Schema of imdb_name.basics.tsv

This one provides information of people in the entertainment business.

Fields Types Descriptions
nconst String a unique id of the name/person
primaryname String name by which the person is most often credited
birthyear Short in YYYY format
deathyear Short in YYYY format if applicable, else ‘\N’
primaryprofession array the top-3 professions of the person
knownfortitles array titles the person is known for

Schema of imdb_title.akas.tsv

This dataset informs the alternative names for titles in different languages.

Fields Types Descriptions
titleId String a unique id for the title in question
ordering Short a number to uniquely identify rows for a given titleId (between 1 and 142)
title String the localized title
region String the region for this version of the title
language String the language of the title
types String a numerated set of attributes for this alternative title, e.g ‘dvdvideo’, ‘festival’, ‘tv’
attributes String additional terms to describe this alternative title, not enumerated like ‘copyright title’, ‘Berlin film festival title, ‘expansion title’,…
isOriginalTitle Short 0: not original title; 1: original title

Schema of imdb_title.principals.tsv

“Principals” is a mapping of who participated in which title (movie / show).

Fields Types Descriptions
tconst String a unique id of the title
ordering Short a number to uniquely identify rows for a given titleId
nconst String a number to uniquely identify rows for a given titleId
category String the category of job that person was in
job String the specific job title if applicable, else ‘\N’
characters String the name of the character played if applicable, else ‘\N’
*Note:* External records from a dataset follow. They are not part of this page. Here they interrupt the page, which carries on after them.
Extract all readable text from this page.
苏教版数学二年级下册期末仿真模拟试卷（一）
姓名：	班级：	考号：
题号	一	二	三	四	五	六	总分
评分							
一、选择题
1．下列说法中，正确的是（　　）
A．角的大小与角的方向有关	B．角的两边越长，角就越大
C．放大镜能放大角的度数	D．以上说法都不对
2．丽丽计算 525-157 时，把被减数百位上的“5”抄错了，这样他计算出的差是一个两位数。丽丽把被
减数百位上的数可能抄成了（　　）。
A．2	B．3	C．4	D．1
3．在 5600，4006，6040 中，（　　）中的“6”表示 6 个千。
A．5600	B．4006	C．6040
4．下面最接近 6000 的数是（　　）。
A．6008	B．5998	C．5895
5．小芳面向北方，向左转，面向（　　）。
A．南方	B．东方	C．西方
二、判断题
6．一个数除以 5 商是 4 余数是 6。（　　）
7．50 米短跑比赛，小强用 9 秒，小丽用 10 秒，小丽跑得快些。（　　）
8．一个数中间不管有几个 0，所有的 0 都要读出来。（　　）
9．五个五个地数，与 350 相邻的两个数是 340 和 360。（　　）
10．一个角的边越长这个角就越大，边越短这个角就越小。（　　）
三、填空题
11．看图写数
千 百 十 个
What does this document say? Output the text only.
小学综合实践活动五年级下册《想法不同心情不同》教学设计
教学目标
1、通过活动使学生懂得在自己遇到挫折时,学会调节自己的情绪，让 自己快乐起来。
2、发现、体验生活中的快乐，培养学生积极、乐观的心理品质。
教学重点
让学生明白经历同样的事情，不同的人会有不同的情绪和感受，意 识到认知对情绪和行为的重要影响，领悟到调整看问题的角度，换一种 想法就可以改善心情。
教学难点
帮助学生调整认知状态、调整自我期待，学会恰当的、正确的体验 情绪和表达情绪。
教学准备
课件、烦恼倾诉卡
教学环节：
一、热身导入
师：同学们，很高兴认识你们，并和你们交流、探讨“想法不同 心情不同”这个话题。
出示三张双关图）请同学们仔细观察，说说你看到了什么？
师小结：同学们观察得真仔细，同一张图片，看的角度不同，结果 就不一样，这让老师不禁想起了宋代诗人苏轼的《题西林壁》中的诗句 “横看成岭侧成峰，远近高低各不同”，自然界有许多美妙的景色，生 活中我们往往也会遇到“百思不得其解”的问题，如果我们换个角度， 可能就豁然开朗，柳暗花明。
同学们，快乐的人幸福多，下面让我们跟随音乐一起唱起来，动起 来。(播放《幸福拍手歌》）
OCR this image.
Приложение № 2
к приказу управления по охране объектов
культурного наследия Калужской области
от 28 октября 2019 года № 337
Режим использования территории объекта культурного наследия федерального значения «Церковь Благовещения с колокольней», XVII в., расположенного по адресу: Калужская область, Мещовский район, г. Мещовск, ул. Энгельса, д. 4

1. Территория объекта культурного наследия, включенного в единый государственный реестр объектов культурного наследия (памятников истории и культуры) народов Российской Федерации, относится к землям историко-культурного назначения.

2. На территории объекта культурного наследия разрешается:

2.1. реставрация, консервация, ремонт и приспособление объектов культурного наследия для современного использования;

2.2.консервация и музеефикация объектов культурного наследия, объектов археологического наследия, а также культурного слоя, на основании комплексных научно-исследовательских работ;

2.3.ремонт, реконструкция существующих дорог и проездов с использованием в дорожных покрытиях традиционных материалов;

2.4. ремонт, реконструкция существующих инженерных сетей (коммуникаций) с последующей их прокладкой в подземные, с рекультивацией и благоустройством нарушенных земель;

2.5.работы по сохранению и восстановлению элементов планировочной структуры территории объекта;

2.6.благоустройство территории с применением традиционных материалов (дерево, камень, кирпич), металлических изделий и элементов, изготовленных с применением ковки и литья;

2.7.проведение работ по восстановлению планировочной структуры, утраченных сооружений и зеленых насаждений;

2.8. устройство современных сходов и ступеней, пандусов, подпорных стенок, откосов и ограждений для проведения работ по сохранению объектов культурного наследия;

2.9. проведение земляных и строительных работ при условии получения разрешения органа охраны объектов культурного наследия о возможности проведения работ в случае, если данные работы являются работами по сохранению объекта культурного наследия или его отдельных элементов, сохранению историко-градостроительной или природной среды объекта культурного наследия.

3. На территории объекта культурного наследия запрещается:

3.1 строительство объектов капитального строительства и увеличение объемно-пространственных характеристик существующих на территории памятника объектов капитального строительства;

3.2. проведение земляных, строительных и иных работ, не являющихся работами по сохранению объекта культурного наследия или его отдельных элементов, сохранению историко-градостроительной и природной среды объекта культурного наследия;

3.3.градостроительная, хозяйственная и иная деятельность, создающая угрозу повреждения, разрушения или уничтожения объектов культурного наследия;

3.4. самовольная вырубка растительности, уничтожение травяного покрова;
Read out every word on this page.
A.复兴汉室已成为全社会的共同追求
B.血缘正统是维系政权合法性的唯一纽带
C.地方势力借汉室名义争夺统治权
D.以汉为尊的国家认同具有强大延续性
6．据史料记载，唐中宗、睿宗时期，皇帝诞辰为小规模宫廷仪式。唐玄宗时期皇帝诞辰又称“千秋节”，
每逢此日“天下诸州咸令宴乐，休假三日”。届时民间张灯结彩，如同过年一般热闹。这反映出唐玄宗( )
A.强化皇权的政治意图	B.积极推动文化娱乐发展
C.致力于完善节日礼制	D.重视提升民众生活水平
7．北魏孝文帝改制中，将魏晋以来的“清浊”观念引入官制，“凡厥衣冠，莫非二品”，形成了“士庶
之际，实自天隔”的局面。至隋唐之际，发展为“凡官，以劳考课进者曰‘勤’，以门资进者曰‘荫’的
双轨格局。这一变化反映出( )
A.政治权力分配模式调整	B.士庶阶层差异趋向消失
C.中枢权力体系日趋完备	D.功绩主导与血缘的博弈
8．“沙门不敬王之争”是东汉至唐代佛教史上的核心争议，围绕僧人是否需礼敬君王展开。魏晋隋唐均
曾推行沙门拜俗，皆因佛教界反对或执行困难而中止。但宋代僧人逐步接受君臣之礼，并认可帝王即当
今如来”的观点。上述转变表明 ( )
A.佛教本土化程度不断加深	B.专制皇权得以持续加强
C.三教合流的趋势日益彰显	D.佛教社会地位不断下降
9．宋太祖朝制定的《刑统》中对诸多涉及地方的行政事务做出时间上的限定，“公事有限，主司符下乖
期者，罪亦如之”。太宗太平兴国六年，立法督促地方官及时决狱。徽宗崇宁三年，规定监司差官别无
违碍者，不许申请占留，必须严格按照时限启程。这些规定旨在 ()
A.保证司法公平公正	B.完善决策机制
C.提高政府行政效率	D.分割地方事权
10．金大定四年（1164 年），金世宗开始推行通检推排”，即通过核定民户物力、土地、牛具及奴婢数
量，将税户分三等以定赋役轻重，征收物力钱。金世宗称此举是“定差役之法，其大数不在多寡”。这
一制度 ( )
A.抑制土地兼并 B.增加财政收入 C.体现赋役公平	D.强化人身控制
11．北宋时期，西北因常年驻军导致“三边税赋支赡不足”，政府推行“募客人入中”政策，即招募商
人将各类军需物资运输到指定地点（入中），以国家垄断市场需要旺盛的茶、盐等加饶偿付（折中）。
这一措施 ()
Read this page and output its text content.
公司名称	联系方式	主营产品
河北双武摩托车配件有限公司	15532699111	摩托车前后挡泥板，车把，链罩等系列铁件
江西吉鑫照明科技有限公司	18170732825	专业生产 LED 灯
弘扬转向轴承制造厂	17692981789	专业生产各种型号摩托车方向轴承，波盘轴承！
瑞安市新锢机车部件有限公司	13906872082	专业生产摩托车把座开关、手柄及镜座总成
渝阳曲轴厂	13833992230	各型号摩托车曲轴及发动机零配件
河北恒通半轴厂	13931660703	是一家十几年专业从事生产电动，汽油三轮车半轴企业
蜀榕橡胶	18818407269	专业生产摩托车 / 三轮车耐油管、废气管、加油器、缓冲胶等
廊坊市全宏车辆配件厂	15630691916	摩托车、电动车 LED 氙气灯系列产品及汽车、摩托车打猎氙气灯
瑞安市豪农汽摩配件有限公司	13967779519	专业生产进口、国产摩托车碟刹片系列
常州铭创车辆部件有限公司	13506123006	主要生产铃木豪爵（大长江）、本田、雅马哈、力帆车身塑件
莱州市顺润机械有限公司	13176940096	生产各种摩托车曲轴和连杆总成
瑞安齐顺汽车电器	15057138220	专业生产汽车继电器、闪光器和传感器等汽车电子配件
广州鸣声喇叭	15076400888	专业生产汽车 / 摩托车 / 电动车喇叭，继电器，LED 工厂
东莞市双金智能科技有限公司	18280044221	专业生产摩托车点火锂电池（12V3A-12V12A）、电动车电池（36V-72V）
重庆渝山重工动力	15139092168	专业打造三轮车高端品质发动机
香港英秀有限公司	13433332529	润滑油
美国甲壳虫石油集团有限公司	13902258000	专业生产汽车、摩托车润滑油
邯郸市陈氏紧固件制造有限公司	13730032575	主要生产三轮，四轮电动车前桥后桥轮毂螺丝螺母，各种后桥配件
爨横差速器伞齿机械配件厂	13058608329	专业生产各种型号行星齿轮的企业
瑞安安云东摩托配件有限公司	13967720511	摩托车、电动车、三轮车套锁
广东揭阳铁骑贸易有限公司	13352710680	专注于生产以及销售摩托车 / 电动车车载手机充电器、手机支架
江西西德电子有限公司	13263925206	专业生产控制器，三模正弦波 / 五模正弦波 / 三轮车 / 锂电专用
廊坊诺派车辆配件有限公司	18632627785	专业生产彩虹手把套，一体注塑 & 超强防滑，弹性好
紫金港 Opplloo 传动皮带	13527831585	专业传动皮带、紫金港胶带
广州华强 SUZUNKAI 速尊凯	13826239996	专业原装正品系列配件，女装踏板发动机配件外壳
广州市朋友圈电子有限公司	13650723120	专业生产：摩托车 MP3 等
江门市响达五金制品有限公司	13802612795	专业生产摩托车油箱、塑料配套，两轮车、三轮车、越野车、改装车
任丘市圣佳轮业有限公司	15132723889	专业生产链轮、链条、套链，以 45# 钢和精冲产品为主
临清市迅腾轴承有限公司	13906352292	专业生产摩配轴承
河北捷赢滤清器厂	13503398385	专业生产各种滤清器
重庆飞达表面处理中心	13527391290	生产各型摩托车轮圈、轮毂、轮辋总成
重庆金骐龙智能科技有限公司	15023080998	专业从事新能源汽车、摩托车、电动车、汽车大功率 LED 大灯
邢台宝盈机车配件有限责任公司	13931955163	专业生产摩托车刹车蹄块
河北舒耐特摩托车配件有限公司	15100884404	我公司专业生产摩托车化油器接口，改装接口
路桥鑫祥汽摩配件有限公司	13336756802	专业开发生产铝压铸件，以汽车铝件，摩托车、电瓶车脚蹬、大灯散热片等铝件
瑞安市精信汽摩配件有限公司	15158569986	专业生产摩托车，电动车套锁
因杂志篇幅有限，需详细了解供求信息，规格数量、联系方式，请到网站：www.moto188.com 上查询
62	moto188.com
Schema of imdb_title.episode.tsv

This dataset a season and episode numbers, for episodes of shows.

Fields Types Descriptions
tconst String a unique id of the title
parentTconst String a unique id of the table imdb_title_basics (foreign key)
seasonNumber Short number of season of series
episodeNumber Short number of episode of each number of season

Schema of imdb_title.ratings.tsv

This one contains the current rating and vote count for the titles.

Fields Types Descriptions
tconst String a unique id of the title
averagerating Double weighted average of all the individual user ratings
numvotes Short number of votes the title has received

Schema of imdb_title.crew.tsv

It contains the director and writer information for all the titles in IMDb

Fields Types Descriptions
tconst String a unique id of the title
director Array (array of nconsts) director(s) of the given title
writers Array writer(s) of the given title

Hive Tables

The following Hive tables are available

The Hive database datasets contains the following tables:

  • imdb_name_basics
  • imdb_title_akas
  • imdb_title_basics
  • imdb_title_crew
  • imdb_title_episode
  • imdb_title_principal
  • imdb_title_ratings

These tables are external and are targeting the original TSV files in /data/imdb_data.

Example query

0: jdbc:hive2://zoo-1.au.adaltas.cloud:2181,z>select * from datasets.imdb_title_ratings order by averagerating desc limit 5;

+----------------------------+-----------------------------------+------------------------------+
| imdb_title_ratings.tconst  | imdb_title_ratings.averagerating  | imdb_title_ratings.numvotes  |
+----------------------------+-----------------------------------+------------------------------+
| tt0050536                  | 10.0                              | 6                            |
| tt9332910                  | 10.0                              | 6                            |
| tt0127236                  | 10.0                              | 7                            |
| tt0061689                  | 10.0                              | 15                           |
| tt0061857                  | 10.0                              | 6                            |
+----------------------------+-----------------------------------+------------------------------+
5 rows selected (7.117 seconds)